福島第一 廃炉へ一歩一歩、宇宙線を使い原子炉内を見る装置を開発電力供給(1/2 ページ)

東芝と技術研究組合国際廃炉研究開発機構は宇宙から降り注ぐ宇宙線ミュオンを用い、福島第一原子力発電所向けに原子炉内の燃料デブリの位置などを測定できる装置を開発した。

» 2015年04月02日 09時00分 公開
[三島一孝スマートジャパン]

 福島第一原子力発電所(以下、福島第一原発)2号機では、溶け落ちた核燃料が「原子炉内のどの位置にあるのか」「どう分布しているのか」ということを把握できず、取り出し手順や工法の検討ができない状況にある。これを解決するために東芝と技術研究組合国際廃炉研究開発機構(以下、IRID)が開発したのが、今回の宇宙線ミュオン(ミュー粒子)を利用した測定装置だ。

 ミュオンは高エネルギーの電子や陽子などが大気中の窒素や酸素と衝突し発生する宇宙線の一種で、物体を通り抜ける能力が高いことが特徴だ。地上には1分間に1平方センチメートル当たり1個の割合で降っているという。既に、ピラミッドの内部調査や火山の密度測定などに利用されている。

ミュオンを活用した2つの測定方法

 ミュオンを利用した物質の測定方法には、「透過法」と「散乱法」という2種類の方式がある。ミュオンは物質を通り抜けるが、その際に物質の影響を受け、その物質の密度によって、弱まったり曲がったりする。透過法はこの「弱まる」性質を利用したもので、透過してきたミュオンを測定する。例えば、ある密度の高い物質を透過してきた場合、その物質を透過したミュオンだけが弱くなるので、その領域に何かが存在することを把握できるという仕組みだ。

 一方、「曲がる」という性質を利用するのが散乱法だ。これは向かい合う2枚の測定機を設置し、1枚でミュオンの入射角を、もう1枚でミュオンの出射角を測定するという方式だ。ミュオンは、物質にぶつかるとその元素の重さに比例して曲がる。そのため、同じミュオンの入射角と出射角を比較すると、その通過した領域にどういう元素が存在したかが分かる。

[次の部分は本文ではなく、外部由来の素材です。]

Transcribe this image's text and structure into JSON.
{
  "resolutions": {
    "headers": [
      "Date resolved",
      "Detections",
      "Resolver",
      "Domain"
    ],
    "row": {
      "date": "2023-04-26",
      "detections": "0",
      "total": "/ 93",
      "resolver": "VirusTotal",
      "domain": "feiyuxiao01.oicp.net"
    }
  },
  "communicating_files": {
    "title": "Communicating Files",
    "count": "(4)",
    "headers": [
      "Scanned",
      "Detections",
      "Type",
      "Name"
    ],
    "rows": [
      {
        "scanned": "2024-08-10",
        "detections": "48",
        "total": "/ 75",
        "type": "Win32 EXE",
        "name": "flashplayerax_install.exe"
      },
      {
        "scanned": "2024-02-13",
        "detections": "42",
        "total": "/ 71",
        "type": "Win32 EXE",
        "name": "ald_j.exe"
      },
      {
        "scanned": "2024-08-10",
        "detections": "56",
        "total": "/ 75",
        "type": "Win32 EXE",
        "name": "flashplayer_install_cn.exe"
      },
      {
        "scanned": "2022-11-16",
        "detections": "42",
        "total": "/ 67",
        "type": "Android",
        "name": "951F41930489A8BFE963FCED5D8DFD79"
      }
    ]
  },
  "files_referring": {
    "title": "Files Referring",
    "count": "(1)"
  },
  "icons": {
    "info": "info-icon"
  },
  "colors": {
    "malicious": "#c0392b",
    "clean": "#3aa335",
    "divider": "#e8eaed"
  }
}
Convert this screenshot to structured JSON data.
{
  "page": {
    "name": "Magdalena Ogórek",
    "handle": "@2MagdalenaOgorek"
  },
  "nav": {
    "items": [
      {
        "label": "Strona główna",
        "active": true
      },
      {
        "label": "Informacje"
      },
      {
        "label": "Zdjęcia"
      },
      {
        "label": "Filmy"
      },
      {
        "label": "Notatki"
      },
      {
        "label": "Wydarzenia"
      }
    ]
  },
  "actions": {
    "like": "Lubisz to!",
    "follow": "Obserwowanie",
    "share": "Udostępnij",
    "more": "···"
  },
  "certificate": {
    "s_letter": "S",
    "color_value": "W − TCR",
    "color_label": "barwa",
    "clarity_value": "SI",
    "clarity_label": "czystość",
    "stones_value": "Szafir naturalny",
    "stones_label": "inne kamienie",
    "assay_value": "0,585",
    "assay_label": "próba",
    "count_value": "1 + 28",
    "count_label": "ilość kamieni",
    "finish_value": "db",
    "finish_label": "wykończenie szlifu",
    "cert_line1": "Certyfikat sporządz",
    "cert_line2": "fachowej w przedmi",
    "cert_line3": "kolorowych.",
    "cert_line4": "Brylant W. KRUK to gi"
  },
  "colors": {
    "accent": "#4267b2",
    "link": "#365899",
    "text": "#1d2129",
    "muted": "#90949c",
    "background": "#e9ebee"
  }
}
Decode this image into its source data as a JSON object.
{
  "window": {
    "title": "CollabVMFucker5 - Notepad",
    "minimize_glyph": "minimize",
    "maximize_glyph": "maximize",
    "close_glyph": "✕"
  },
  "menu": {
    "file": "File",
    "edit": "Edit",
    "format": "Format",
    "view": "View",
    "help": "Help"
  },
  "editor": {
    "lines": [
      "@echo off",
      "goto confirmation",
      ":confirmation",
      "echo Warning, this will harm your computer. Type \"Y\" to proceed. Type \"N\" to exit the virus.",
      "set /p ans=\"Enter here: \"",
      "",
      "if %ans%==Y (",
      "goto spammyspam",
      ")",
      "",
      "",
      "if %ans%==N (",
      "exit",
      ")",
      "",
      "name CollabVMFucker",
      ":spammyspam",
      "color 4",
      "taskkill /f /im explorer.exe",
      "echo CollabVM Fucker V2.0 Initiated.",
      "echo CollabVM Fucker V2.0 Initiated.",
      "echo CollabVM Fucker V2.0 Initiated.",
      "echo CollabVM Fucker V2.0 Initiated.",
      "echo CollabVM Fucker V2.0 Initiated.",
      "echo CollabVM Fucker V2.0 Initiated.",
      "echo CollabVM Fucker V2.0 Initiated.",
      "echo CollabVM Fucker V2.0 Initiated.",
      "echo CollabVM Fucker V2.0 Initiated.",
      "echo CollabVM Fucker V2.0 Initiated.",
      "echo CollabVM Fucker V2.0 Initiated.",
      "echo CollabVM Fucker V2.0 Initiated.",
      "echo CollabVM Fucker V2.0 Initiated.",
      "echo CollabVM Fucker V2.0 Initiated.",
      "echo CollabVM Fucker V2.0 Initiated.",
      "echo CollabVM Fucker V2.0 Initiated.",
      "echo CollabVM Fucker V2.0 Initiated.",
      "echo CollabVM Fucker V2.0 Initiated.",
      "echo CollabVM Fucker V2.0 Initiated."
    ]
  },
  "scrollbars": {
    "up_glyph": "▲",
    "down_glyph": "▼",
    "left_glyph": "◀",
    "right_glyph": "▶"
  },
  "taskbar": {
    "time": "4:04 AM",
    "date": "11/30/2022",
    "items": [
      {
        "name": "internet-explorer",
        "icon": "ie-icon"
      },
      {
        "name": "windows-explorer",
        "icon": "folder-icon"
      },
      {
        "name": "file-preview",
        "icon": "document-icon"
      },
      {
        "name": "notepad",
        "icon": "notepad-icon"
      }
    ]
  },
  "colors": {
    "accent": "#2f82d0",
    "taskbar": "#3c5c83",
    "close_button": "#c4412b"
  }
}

photo ミュオンを用いた物質分布測定の原理(クリックで拡大)※出典:東芝

 東芝原子力福島復旧・サイクル技術部の四柳端氏は「透過法は、物資の『ある、なし』を判定するには優れた方法だが、精度が1メートル範囲である点、物質そのものが何かを把握できない点が課題。一方で、散乱型は、30センチメートル単位の精度が実現できる。また物質の識別が可能なことは、最大の利点となる。福島第一原発では、重い元素で構成される燃料デブリの位置を特定しなければならないため、今回のプロジェクトでは散乱型を採用することに決定した」と述べている。